Divorcing spouses in Pennsylvania often must deal with several complex financial matters when they negotiate a settlement agreement, including property division. Some might need to carefully consider the tax responsibilities that apply to their property settlements before it is too late to make changes.
It is common for spouses to negotiate a property settlement in which Spouse A transfers assets to Spouse B to obtain Spouse B’s release of support rights. Tax law excuses Spouse A from claiming a loss or gain on assets that are transferred during a divorce. This rule also applies if Spouse A transfers assets to Spouse B for cash or other property or for the assumption of some responsibilities or other considerations of Spouse B.
For example, say that Spouse A transfers appreciated property to Spouse B. Spouse A purchased the asset for $50,000 years ago, but it is worth $300,000 at the time of transfer. Under current tax laws, Spouse A does not have to report the $250,000 long-term capital gain. Instead, Spouse B takes over the $50,000 tax basis. If Spouse B decides to later sell it for $300,000, that spouse must report the $250,000 capital gain and pay taxes on it.

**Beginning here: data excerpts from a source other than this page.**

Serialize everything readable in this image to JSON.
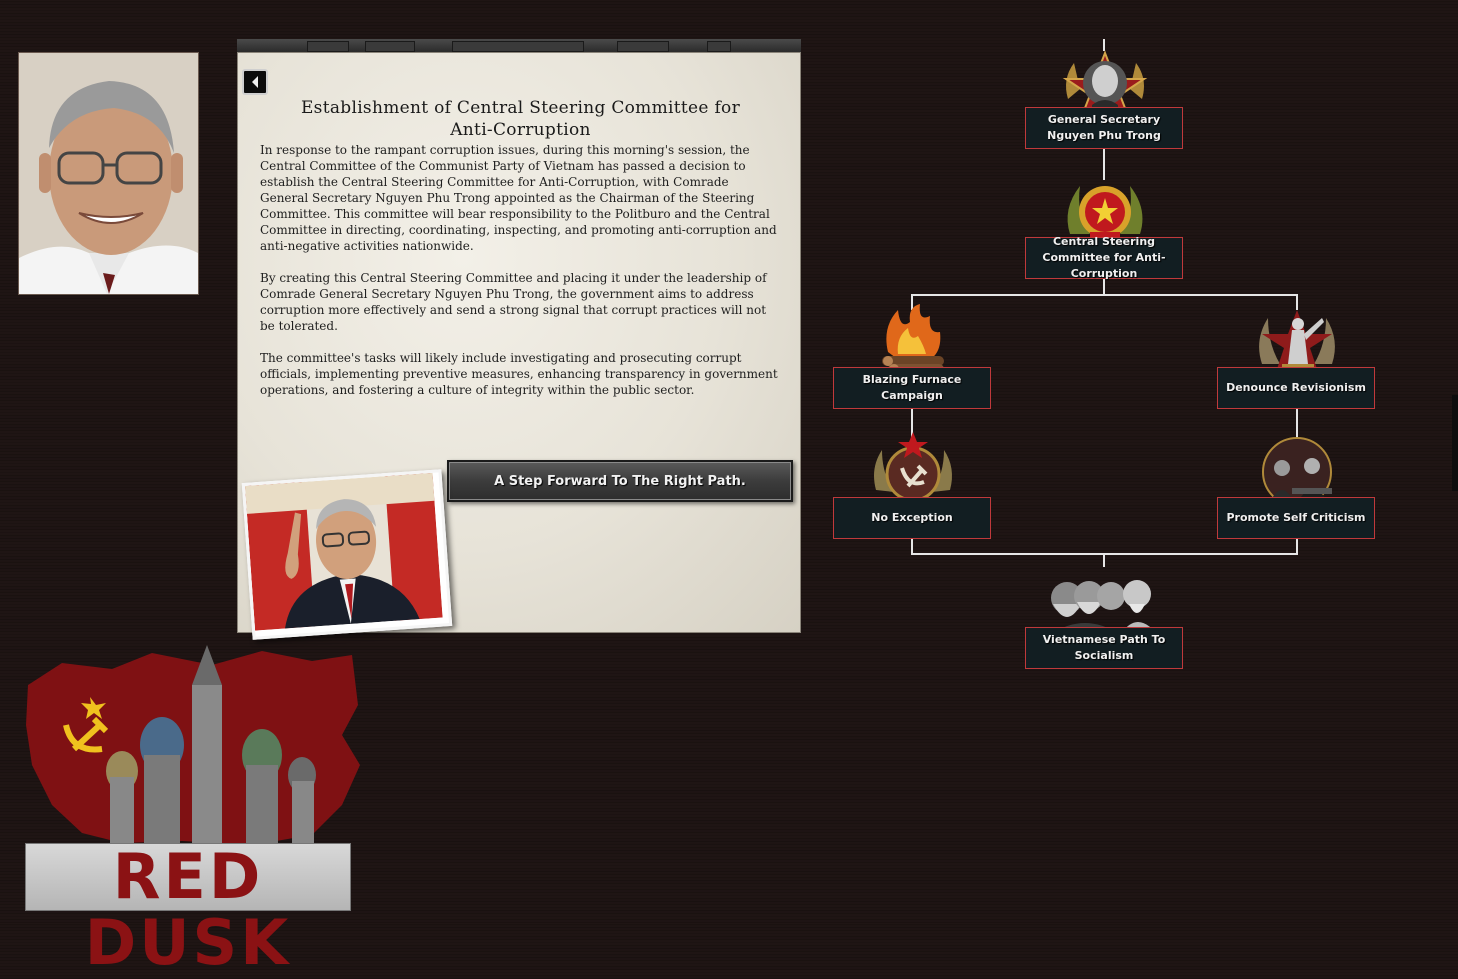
{
  "event": {
    "title": "Establishment of Central Steering Committee for Anti-Corruption",
    "paragraphs": [
      "In response to the rampant corruption issues, during this morning's session, the Central Committee of the Communist Party of Vietnam has passed a decision to establish the Central Steering Committee for Anti-Corruption, with Comrade General Secretary Nguyen Phu Trong appointed as the Chairman of the Steering Committee. This committee will bear responsibility to the Politburo and the Central Committee in directing, coordinating, inspecting, and promoting anti-corruption and anti-negative activities nationwide.",
      "By creating this Central Steering Committee and placing it under the leadership of Comrade General Secretary Nguyen Phu Trong, the government aims to address corruption more effectively and send a strong signal that corrupt practices will not be tolerated.",
      "The committee's tasks will likely include investigating and prosecuting corrupt officials, implementing preventive measures, enhancing transparency in government operations, and fostering a culture of integrity within the public sector."
    ],
    "option_label": "A Step Forward To The Right Path.",
    "back_icon": "back-arrow-icon"
  },
  "focus_tree": {
    "nodes": [
      {
        "id": "gen-sec",
        "label": "General Secretary Nguyen Phu Trong",
        "icon": "portrait-medal-icon"
      },
      {
        "id": "steering",
        "label": "Central Steering Committee for Anti-Corruption",
        "icon": "emblem-wreath-icon"
      },
      {
        "id": "furnace",
        "label": "Blazing Furnace Campaign",
        "icon": "burning-logs-icon"
      },
      {
        "id": "revisionism",
        "label": "Denounce Revisionism",
        "icon": "lenin-statue-icon"
      },
      {
        "id": "no-exception",
        "label": "No Exception",
        "icon": "hammer-sickle-medal-icon"
      },
      {
        "id": "self-criticism",
        "label": "Promote Self Criticism",
        "icon": "meeting-photo-icon"
      },
      {
        "id": "viet-path",
        "label": "Vietnamese Path To Socialism",
        "icon": "communist-leaders-icon"
      }
    ]
  },
  "logo": {
    "text": "RED DUSK"
  },
  "colors": {
    "background": "#1f1514",
    "label_border": "#c0393b",
    "label_bg": "#121e22",
    "connector": "#e6e6e6",
    "logo_red": "#8b1214"
  }
}
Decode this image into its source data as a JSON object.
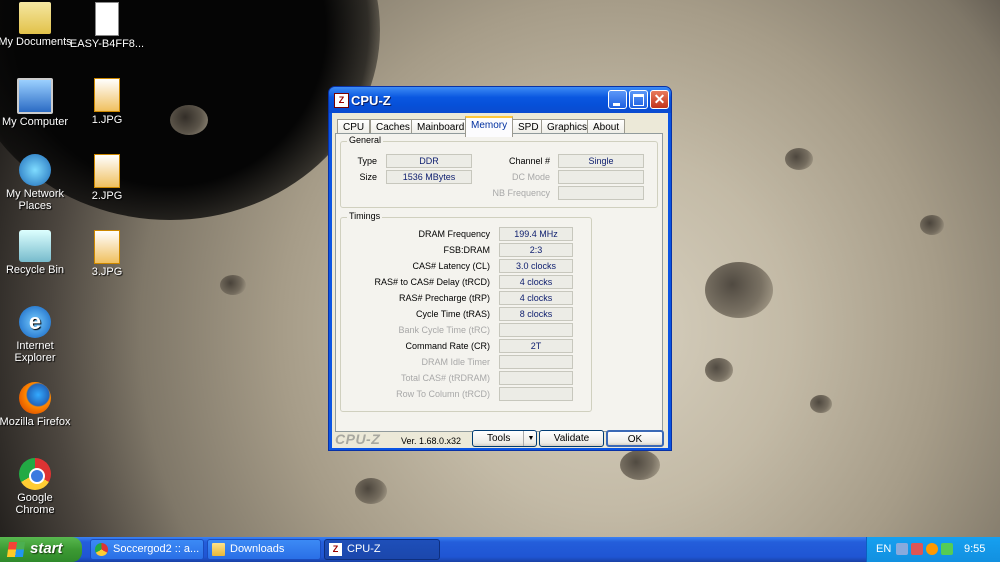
{
  "desktop": {
    "icons": [
      {
        "label": "My Documents",
        "icon": "my-documents-icon"
      },
      {
        "label": "EASY-B4FF8...",
        "icon": "text-file-icon"
      },
      {
        "label": "My Computer",
        "icon": "my-computer-icon"
      },
      {
        "label": "1.JPG",
        "icon": "jpg-file-icon"
      },
      {
        "label": "My Network Places",
        "icon": "network-places-icon"
      },
      {
        "label": "2.JPG",
        "icon": "jpg-file-icon"
      },
      {
        "label": "Recycle Bin",
        "icon": "recycle-bin-icon"
      },
      {
        "label": "3.JPG",
        "icon": "jpg-file-icon"
      },
      {
        "label": "Internet Explorer",
        "icon": "internet-explorer-icon"
      },
      {
        "label": "Mozilla Firefox",
        "icon": "firefox-icon"
      },
      {
        "label": "Google Chrome",
        "icon": "chrome-icon"
      }
    ]
  },
  "window": {
    "title": "CPU-Z",
    "app_icon_glyph": "Z",
    "tabs": [
      "CPU",
      "Caches",
      "Mainboard",
      "Memory",
      "SPD",
      "Graphics",
      "About"
    ],
    "active_tab": "Memory",
    "general": {
      "title": "General",
      "type_label": "Type",
      "type_value": "DDR",
      "size_label": "Size",
      "size_value": "1536 MBytes",
      "channel_label": "Channel #",
      "channel_value": "Single",
      "dc_mode_label": "DC Mode",
      "dc_mode_value": "",
      "nb_freq_label": "NB Frequency",
      "nb_freq_value": ""
    },
    "timings": {
      "title": "Timings",
      "rows": [
        {
          "label": "DRAM Frequency",
          "value": "199.4 MHz",
          "enabled": true
        },
        {
          "label": "FSB:DRAM",
          "value": "2:3",
          "enabled": true
        },
        {
          "label": "CAS# Latency (CL)",
          "value": "3.0 clocks",
          "enabled": true
        },
        {
          "label": "RAS# to CAS# Delay (tRCD)",
          "value": "4 clocks",
          "enabled": true
        },
        {
          "label": "RAS# Precharge (tRP)",
          "value": "4 clocks",
          "enabled": true
        },
        {
          "label": "Cycle Time (tRAS)",
          "value": "8 clocks",
          "enabled": true
        },
        {
          "label": "Bank Cycle Time (tRC)",
          "value": "",
          "enabled": false
        },
        {
          "label": "Command Rate (CR)",
          "value": "2T",
          "enabled": true
        },
        {
          "label": "DRAM Idle Timer",
          "value": "",
          "enabled": false
        },
        {
          "label": "Total CAS# (tRDRAM)",
          "value": "",
          "enabled": false
        },
        {
          "label": "Row To Column (tRCD)",
          "value": "",
          "enabled": false
        }
      ]
    },
    "footer": {
      "brand": "CPU-Z",
      "version": "Ver. 1.68.0.x32",
      "tools_label": "Tools",
      "tools_arrow": "▼",
      "validate_label": "Validate",
      "ok_label": "OK"
    }
  },
  "taskbar": {
    "start_label": "start",
    "tasks": [
      {
        "label": "Soccergod2 :: a...",
        "icon": "chrome-icon"
      },
      {
        "label": "Downloads",
        "icon": "folder-icon"
      },
      {
        "label": "CPU-Z",
        "icon": "cpuz-icon",
        "active": true
      }
    ],
    "language": "EN",
    "clock": "9:55"
  }
}
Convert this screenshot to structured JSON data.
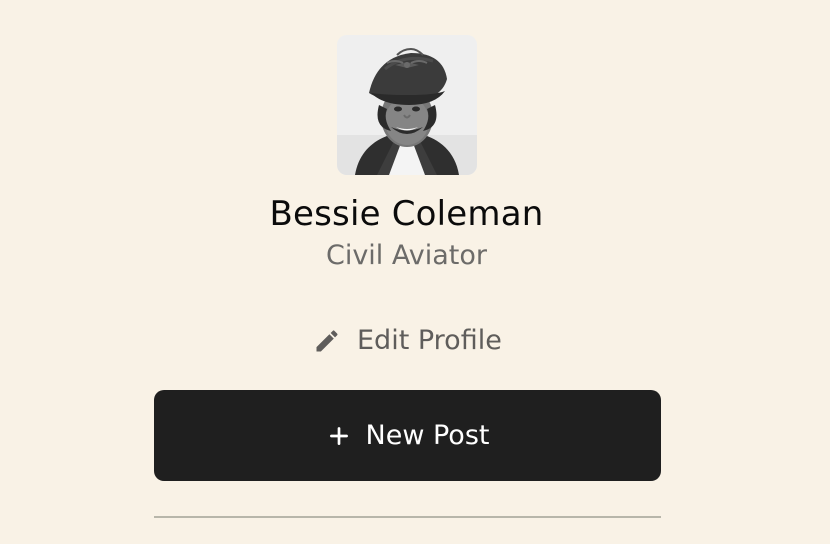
{
  "profile": {
    "name": "Bessie Coleman",
    "title": "Civil Aviator",
    "avatar": {
      "alt": "Portrait photo of Bessie Coleman",
      "style": "black-and-white"
    }
  },
  "actions": {
    "edit_profile_label": "Edit Profile",
    "edit_icon": "pencil-icon",
    "new_post_label": "New Post",
    "new_post_icon": "plus-icon"
  },
  "colors": {
    "background": "#f9f2e6",
    "button_background": "#1f1f1f",
    "button_text": "#ffffff",
    "name_text": "#0b0b0b",
    "subtitle_text": "#6c6b69",
    "divider": "#b8b6aa"
  }
}
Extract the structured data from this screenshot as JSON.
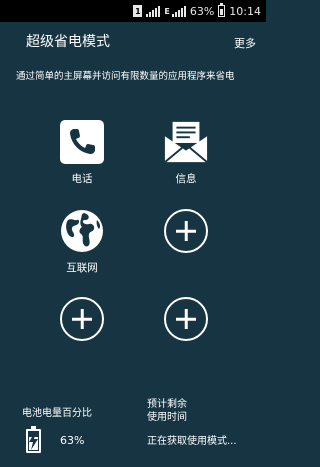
{
  "status_bar": {
    "sim_badge": "1",
    "network_type": "E",
    "battery_percent_text": "63%",
    "time": "10:14"
  },
  "header": {
    "title": "超级省电模式",
    "more_label": "更多"
  },
  "description": "通过简单的主屏幕并访问有限数量的应用程序来省电",
  "apps": [
    {
      "label": "电话",
      "icon": "phone-icon"
    },
    {
      "label": "信息",
      "icon": "message-envelope-icon"
    },
    {
      "label": "互联网",
      "icon": "globe-icon"
    },
    {
      "label": "",
      "icon": "add-icon"
    },
    {
      "label": "",
      "icon": "add-icon"
    },
    {
      "label": "",
      "icon": "add-icon"
    }
  ],
  "battery": {
    "label": "电池电量百分比",
    "value_text": "63%",
    "level": 0.63
  },
  "remaining": {
    "label_line1": "预计剩余",
    "label_line2": "使用时间",
    "status": "正在获取使用模式..."
  },
  "colors": {
    "background": "#163441",
    "status_bar": "#000000",
    "foreground": "#ffffff"
  }
}
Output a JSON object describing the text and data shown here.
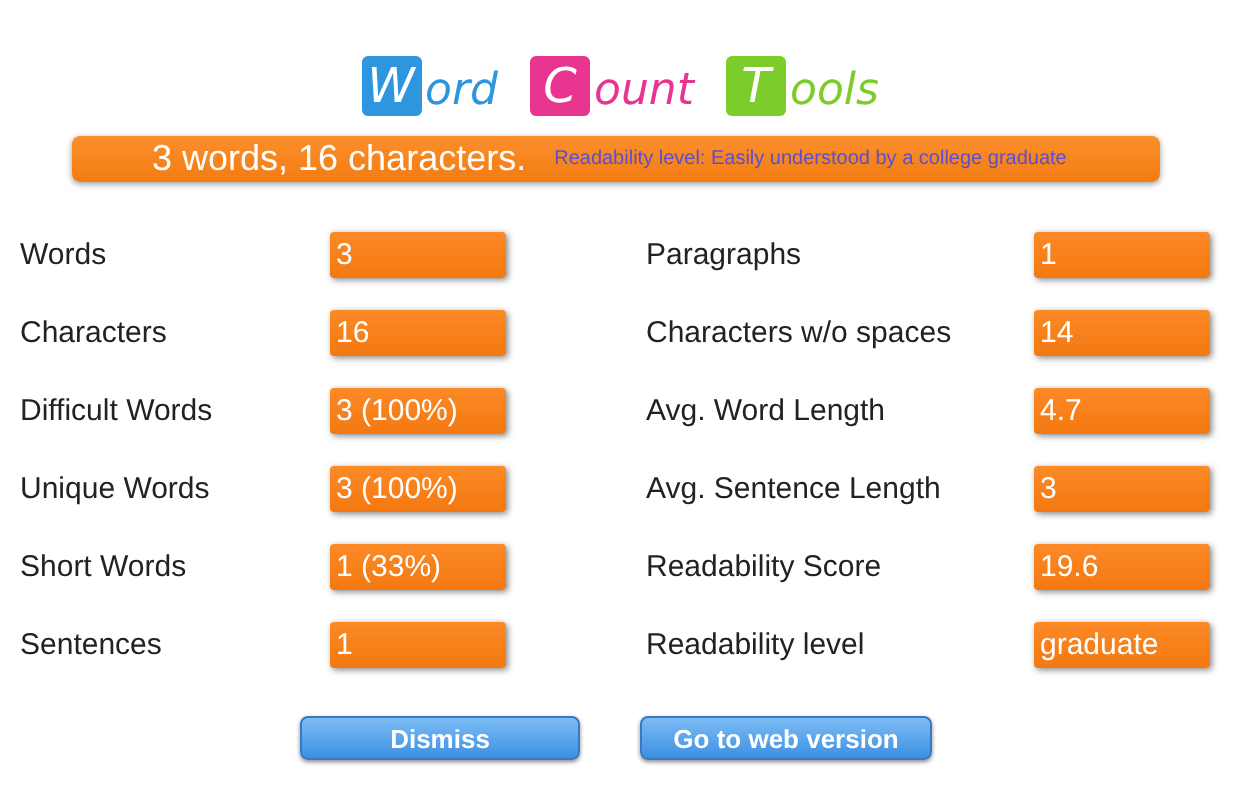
{
  "logo": [
    {
      "initial": "W",
      "rest": "ord",
      "color": "#2e96de"
    },
    {
      "initial": "C",
      "rest": "ount",
      "color": "#e8358f"
    },
    {
      "initial": "T",
      "rest": "ools",
      "color": "#7ccc2c"
    }
  ],
  "summary": {
    "headline": "3 words, 16 characters.",
    "readability": "Readability level: Easily understood by a college graduate"
  },
  "stats": [
    {
      "label": "Words",
      "value": "3"
    },
    {
      "label": "Paragraphs",
      "value": "1"
    },
    {
      "label": "Characters",
      "value": "16"
    },
    {
      "label": "Characters w/o spaces",
      "value": "14"
    },
    {
      "label": "Difficult Words",
      "value": "3 (100%)"
    },
    {
      "label": "Avg. Word Length",
      "value": "4.7"
    },
    {
      "label": "Unique Words",
      "value": "3 (100%)"
    },
    {
      "label": "Avg. Sentence Length",
      "value": "3"
    },
    {
      "label": "Short Words",
      "value": "1 (33%)"
    },
    {
      "label": "Readability Score",
      "value": "19.6"
    },
    {
      "label": "Sentences",
      "value": "1"
    },
    {
      "label": "Readability level",
      "value": "graduate"
    }
  ],
  "buttons": [
    "Dismiss",
    "Go to web version"
  ]
}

There could be an overstatement on the value of the appreciated property that does not reflect the taxes that Spouse B could incur for the appreciation. If so, the spouse may seek to include a provision in the divorce settlement that requires Spouse A to provide reimbursement for the tax responsibility that results from the disposal of the property. Otherwise, Spouse B may negotiate an agreement that assigns the amount of projected proceeds after taxes as the property value.
Divorce and tax laws are complex on their own, so the rules become even harder to navigate when the two laws intersect. Estranged spouses who are unfamiliar with these laws and their impact could seek help from their respective attorneys in navigating the settlement process.